What you are describing is a groupby cumulative count operation with the keys as [ID, EVENT_1]. It's not yet implemented in cuDF, so you would want to use a user defined function. For example:
Your setup:
import cudf
from numba import cuda
import numpy as np
data = {
"ID":[1,1,1,1,1,1,1,1,1],
"EVENT_1":[1,1,1,1,1,1,1,2,2,],
"EVENT_2":[1,1,1,2,2,3,3,1,1],
"EVENT_3":[1,2,3,1,2,1,2,1,2]
}
gdf = cudf.DataFrame(data)
print(gdf)
ID EVENT_1 EVENT_2 EVENT_3
0 1 1 1 1
1 1 1 1 2
2 1 1 1 3
3 1 1 2 1
4 1 1 2 2
5 1 1 3 1
6 1 1 3 2
7 1 2 1 1
8 1 2 1 2
We can and should use apply_grouped
here. I encourage you to look at the documentation to fully understand what's going on here, but at a high level we can use the within-group thread index as the index of that row as the count. We pass the EVENT_3
column, so we make sure the column name and function argument matches.
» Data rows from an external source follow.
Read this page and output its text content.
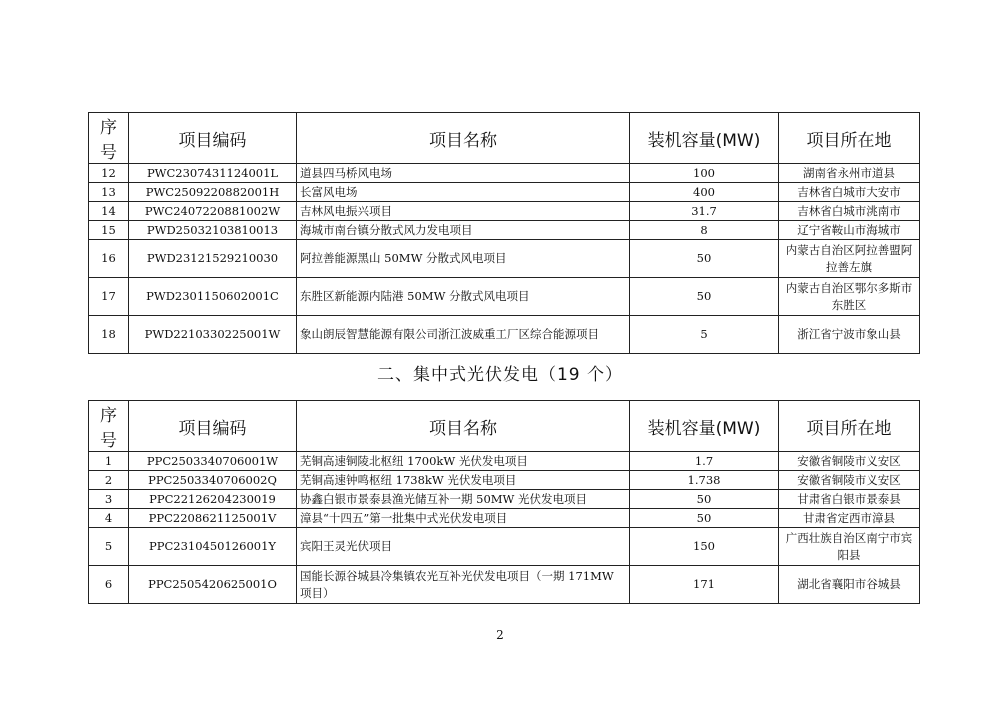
序号	项目编码	项目名称	装机容量(MW)	项目所在地
12	PWC2307431124001L	道县四马桥风电场	100	湖南省永州市道县
13	PWC2509220882001H	长富风电场	400	吉林省白城市大安市
14	PWC2407220881002W	吉林风电振兴项目	31.7	吉林省白城市洮南市
15	PWD25032103810013	海城市南台镇分散式风力发电项目	8	辽宁省鞍山市海城市
16	PWD23121529210030	阿拉善能源黑山 50MW 分散式风电项目	50	内蒙古自治区阿拉善盟阿拉善左旗
17	PWD2301150602001C	东胜区新能源内陆港 50MW 分散式风电项目	50	内蒙古自治区鄂尔多斯市东胜区
18	PWD2210330225001W	象山朗辰智慧能源有限公司浙江波威重工厂区综合能源项目	5	浙江省宁波市象山县
二、集中式光伏发电（19 个）
序号	项目编码	项目名称	装机容量(MW)	项目所在地
1	PPC2503340706001W	芜铜高速铜陵北枢纽 1700kW 光伏发电项目	1.7	安徽省铜陵市义安区
2	PPC2503340706002Q	芜铜高速钟鸣枢纽 1738kW 光伏发电项目	1.738	安徽省铜陵市义安区
3	PPC22126204230019	协鑫白银市景泰县渔光储互补一期 50MW 光伏发电项目	50	甘肃省白银市景泰县
4	PPC2208621125001V	漳县“十四五”第一批集中式光伏发电项目	50	甘肃省定西市漳县
5	PPC2310450126001Y	宾阳王灵光伏项目	150	广西壮族自治区南宁市宾阳县
6	PPC2505420625001O	国能长源谷城县冷集镇农光互补光伏发电项目（一期 171MW 项目）	171	湖北省襄阳市谷城县
2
def cumcount(EVENT_3, cumcount):
for i in range(cuda.threadIdx.x, len(EVENT_3), cuda.blockDim.x):
cumcount[i] = i + 1 # since your exmaple counts start with 1 rather than 0
results = gdf.groupby(["ID", "EVENT_1"]).apply_grouped(cumcount,
incols=['EVENT_3'],
outcols=dict(cumcount=np.int32))
print(results.sort_index()) # get the original row order, for demonstration
ID EVENT_1 EVENT_2 EVENT_3 cumcount
0 1 1 1 1 1
1 1 1 1 2 2
2 1 1 1 3 3
3 1 1 2 1 4
4 1 1 2 2 5
5 1 1 3 1 6
6 1 1 3 2 7
7 1 2 1 1 1
8 1 2 1 2 2
As a sanity check, you can prove these results match pandas on larger data.
n_ids = 5000
n_rows = 10000000
df = pd.DataFrame({
"ID": np.random.choice(range(n_ids), n_rows),
"EVENT_1": np.random.choice(range(500), n_rows),
"EVENT_2": np.random.choice(range(500), n_rows),
"EVENT_3": np.random.choice(range(n_ids), n_rows)
})
gdf = cudf.from_pandas(df)
results = gdf.groupby(["ID", "EVENT_1"]).apply_grouped(cumcount,
incols=['EVENT_3'],
outcols=dict(cumcount=np.int32))
results = results.sort_index()
pdf_res = df.groupby(["ID", "EVENT_1"]).EVENT_3.cumcount() + 1
print(pdf_res.astype("int32").equals(results['cumcount'].to_pandas()))
True
Please note that using df.groupby([ID, EVENT_1]).EVENT_3.cumcount() + 1
in pandas is likely quite fast if you have < 1 million rows and a reasonable number of groups, as groupby cumcount is fairly efficient. With that said, the cuDF UDF will be much faster at scale.